Ghana’s public debt surges to GHS 569.3bn reaching 71.1% of GDP in April 2023
Ghana’s public debt has reached an unprecedented high, surging to GHS 569.3 billion in April 2023, equivalent to a staggering 71.1% of Gross Domestic Product (GDP), according to data released by the Bank of Ghana. The significant increase of GHS 134.7 billion in the first four months of the year has raised alarms, with market observers closely monitoring the nation’s fiscal stability.
The soaring debt stock was primarily attributed to the depreciation of the cedi during the said period and a moderate expansion in domestic debt, which amounted to GHS 15.9 billion. The resultant impact of these factors underscores the urgency for the government to implement measures to address the mounting fiscal challenges.
Measured in dollar terms, Ghana’s debt stock now stands at a substantial $52 billion, signifying the gravity of the situation and the scale of the fiscal headwinds facing the country.

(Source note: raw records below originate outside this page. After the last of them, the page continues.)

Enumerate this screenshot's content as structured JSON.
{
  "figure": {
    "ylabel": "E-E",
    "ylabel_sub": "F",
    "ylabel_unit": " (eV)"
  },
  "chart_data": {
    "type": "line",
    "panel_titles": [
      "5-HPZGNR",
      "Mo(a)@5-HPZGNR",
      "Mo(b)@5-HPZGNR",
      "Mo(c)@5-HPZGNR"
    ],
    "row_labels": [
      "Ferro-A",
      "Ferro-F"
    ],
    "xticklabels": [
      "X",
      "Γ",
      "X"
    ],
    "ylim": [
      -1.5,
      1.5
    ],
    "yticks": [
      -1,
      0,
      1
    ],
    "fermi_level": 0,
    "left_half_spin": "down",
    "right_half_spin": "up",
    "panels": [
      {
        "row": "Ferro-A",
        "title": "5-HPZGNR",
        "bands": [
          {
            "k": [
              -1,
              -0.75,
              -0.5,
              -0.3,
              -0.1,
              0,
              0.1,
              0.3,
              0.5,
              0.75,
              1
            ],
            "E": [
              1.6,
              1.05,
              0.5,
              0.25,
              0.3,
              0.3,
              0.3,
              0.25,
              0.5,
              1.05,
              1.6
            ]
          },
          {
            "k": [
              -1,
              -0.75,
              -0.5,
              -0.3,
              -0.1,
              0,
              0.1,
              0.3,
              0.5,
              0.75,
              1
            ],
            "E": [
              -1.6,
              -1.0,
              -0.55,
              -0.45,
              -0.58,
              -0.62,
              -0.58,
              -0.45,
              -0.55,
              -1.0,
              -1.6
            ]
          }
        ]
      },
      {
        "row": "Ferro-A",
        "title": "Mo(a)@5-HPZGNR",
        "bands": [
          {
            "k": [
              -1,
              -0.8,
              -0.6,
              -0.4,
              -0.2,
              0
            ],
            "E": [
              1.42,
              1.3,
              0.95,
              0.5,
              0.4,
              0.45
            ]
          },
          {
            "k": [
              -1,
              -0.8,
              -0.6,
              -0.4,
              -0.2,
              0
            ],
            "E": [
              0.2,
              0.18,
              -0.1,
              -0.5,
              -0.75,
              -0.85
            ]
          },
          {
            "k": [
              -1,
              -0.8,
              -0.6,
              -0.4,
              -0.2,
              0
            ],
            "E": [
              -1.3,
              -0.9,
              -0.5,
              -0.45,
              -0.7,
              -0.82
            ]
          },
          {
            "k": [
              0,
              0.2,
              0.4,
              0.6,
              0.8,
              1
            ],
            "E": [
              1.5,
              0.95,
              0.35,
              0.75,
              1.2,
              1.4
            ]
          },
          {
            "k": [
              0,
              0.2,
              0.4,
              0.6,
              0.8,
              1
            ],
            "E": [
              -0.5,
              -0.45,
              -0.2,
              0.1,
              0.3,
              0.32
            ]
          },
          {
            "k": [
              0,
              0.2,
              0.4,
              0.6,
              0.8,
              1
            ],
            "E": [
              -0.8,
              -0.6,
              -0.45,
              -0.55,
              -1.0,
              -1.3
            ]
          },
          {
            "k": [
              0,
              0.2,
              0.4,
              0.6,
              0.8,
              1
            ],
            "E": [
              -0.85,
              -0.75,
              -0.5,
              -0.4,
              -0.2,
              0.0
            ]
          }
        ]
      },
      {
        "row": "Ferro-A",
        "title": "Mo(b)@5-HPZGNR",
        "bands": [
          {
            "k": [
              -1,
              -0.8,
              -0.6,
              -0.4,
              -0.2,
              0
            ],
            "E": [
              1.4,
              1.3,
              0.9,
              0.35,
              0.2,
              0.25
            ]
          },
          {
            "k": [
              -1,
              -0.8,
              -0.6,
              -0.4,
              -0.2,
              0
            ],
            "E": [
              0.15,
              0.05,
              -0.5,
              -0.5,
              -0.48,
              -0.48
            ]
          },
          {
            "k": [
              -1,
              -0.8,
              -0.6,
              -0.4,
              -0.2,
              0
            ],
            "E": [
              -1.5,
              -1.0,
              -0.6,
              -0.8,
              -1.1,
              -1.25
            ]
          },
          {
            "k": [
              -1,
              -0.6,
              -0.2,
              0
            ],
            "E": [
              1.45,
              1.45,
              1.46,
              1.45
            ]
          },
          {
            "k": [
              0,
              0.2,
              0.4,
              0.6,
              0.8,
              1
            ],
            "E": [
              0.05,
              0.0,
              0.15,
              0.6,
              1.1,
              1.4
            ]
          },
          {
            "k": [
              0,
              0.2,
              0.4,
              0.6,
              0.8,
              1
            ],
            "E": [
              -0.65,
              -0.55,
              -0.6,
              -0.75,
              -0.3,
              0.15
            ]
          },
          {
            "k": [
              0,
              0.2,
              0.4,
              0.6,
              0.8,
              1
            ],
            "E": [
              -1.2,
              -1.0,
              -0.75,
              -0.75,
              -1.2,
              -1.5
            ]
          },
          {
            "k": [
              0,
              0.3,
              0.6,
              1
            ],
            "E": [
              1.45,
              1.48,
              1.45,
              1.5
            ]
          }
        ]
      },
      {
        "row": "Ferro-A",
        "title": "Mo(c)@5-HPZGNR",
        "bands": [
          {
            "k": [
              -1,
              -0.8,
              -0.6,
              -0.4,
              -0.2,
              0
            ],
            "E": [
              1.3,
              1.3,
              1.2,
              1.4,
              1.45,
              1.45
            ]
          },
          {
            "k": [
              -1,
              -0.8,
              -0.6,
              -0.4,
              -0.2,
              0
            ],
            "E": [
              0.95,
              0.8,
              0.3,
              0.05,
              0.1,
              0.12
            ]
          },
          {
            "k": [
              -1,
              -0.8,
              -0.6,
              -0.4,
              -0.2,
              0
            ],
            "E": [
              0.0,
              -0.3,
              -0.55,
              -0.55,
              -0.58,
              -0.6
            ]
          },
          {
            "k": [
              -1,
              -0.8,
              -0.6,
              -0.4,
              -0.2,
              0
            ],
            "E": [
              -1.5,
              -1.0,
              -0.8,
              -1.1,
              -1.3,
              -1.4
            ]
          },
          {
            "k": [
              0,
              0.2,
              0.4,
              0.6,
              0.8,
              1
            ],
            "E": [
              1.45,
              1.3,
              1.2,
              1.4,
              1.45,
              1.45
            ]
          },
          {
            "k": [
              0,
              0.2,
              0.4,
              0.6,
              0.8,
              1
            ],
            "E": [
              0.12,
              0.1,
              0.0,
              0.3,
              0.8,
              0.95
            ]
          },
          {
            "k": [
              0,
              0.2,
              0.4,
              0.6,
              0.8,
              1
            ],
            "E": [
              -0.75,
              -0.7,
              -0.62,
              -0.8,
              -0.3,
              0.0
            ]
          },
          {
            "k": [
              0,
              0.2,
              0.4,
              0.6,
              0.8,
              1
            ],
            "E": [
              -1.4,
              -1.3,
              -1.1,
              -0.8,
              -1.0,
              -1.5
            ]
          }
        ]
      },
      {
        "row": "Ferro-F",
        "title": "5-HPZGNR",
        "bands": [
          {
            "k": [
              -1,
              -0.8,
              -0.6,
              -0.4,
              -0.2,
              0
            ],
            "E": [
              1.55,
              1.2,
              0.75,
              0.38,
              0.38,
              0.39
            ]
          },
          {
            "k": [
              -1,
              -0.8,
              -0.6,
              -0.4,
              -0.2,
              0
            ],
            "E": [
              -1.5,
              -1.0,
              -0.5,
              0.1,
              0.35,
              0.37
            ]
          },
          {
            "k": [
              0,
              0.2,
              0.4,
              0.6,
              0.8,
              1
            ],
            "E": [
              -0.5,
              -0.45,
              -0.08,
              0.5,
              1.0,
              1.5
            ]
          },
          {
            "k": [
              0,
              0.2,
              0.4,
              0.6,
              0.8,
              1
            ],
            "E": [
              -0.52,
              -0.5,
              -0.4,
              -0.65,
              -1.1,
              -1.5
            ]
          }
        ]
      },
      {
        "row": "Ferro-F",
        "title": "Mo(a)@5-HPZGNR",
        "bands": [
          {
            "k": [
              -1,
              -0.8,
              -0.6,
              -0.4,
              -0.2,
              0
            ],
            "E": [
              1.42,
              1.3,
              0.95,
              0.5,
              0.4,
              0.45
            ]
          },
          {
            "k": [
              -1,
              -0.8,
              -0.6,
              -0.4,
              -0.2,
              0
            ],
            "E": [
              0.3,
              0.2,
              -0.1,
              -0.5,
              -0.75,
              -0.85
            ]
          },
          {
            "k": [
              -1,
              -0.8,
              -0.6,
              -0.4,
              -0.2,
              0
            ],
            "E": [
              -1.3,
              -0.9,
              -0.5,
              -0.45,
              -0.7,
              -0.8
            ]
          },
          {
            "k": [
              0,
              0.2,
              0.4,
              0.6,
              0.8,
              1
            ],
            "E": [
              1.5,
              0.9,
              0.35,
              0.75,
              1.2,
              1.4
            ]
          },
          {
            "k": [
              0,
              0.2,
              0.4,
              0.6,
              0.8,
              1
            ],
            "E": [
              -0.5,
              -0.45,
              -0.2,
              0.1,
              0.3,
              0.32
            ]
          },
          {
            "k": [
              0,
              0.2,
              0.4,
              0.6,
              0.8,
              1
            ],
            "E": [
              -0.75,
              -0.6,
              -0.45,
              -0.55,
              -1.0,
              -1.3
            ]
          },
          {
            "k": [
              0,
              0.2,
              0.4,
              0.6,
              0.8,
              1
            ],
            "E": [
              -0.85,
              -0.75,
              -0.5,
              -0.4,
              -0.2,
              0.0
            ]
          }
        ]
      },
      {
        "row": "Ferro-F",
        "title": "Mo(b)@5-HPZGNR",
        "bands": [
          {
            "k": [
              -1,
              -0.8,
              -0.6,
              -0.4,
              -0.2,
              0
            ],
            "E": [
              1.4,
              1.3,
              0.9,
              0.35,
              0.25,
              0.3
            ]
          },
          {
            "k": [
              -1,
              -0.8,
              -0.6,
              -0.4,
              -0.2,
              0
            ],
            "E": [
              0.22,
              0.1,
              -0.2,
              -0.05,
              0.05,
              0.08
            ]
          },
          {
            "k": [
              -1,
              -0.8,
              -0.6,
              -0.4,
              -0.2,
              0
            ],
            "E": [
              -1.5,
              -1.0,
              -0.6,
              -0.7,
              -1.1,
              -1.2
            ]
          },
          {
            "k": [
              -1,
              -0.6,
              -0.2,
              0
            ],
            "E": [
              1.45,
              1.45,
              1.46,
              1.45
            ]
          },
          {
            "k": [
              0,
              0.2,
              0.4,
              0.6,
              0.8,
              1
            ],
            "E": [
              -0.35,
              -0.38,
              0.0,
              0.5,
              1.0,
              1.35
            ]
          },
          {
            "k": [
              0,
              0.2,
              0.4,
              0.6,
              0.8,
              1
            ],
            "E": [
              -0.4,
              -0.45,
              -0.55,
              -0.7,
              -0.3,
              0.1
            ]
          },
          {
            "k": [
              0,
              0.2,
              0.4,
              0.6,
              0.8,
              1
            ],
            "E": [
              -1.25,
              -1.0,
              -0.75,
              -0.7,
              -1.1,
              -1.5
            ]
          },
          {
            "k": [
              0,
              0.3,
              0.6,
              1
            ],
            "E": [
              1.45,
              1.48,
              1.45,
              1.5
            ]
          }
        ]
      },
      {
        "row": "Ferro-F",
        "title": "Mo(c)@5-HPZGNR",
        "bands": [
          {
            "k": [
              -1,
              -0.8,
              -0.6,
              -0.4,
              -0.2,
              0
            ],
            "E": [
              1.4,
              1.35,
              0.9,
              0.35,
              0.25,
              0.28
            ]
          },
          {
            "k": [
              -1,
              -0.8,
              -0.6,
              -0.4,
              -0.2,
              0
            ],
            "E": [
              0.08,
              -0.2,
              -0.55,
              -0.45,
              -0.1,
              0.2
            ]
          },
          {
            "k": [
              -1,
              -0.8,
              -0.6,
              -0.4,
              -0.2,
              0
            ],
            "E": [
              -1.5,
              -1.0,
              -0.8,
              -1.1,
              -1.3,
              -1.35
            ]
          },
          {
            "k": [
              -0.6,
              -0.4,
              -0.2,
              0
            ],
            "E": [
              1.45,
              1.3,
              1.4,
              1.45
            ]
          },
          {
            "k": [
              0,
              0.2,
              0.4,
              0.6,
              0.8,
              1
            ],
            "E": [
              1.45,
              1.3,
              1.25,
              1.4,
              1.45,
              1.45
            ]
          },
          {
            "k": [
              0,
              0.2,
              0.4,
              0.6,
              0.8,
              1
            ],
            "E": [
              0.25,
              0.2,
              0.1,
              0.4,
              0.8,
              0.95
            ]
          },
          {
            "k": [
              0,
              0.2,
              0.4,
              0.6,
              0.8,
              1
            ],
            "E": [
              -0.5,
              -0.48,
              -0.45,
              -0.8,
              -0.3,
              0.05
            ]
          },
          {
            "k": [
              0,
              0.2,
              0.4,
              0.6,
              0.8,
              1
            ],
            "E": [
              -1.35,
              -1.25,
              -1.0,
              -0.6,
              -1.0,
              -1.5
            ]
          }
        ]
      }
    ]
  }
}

In comparison, the debt stock stood at GHS 434.6 billion, representing approximately 71.2% of GDP, at the end of December 2022, reflecting an alarming escalation within a relatively short span.
The Bank of Ghana’s July 2023 Summary of Economic and Financial Data further revealed the trajectory of the debt burden, showing consecutive increases in January, February, and March 2023, reaching GHS 547.8 billion ($50.7 billion), GHS 564.1 billion ($51.2 billion), and GHS 569.5 billion ($51.7 billion), respectively.
Examining the components of the total public debt, the external portion amounted to $29.3 billion (¢321.4 billion) in April 2023, marking an uptick from $29.0 billion (¢240.9 billion) reported in December 2022, underscoring the strain on external liabilities.
In contrast, the domestic debt surged to ¢247.9 billion by the end of April 2023, comprising approximately 30.9% of GDP. This represented a notable shift from the GHS 232.3 billion figure reported in December 2022, which accounted for around 38.1% of GDP.
The rise in Ghana’s nominal GDP by GHS 190.7 billion between December 2022 and April 2023 was driven by increased prices of goods and services within the country, spurred by persistently high inflation rates.
As the nation grapples with this mounting fiscal challenge, the government’s efforts to restructure domestic debt and secure the $3 billion Extended Credit Facility (ECF) programme approval from the International Monetary Fund indicate a commitment to address the debt burden.
Nevertheless, Ghana’s path towards fiscal stability hinges on successful negotiations with external creditors and the implementation of sustainable fiscal policies to navigate the current financial landscape and ensure a prosperous economic future.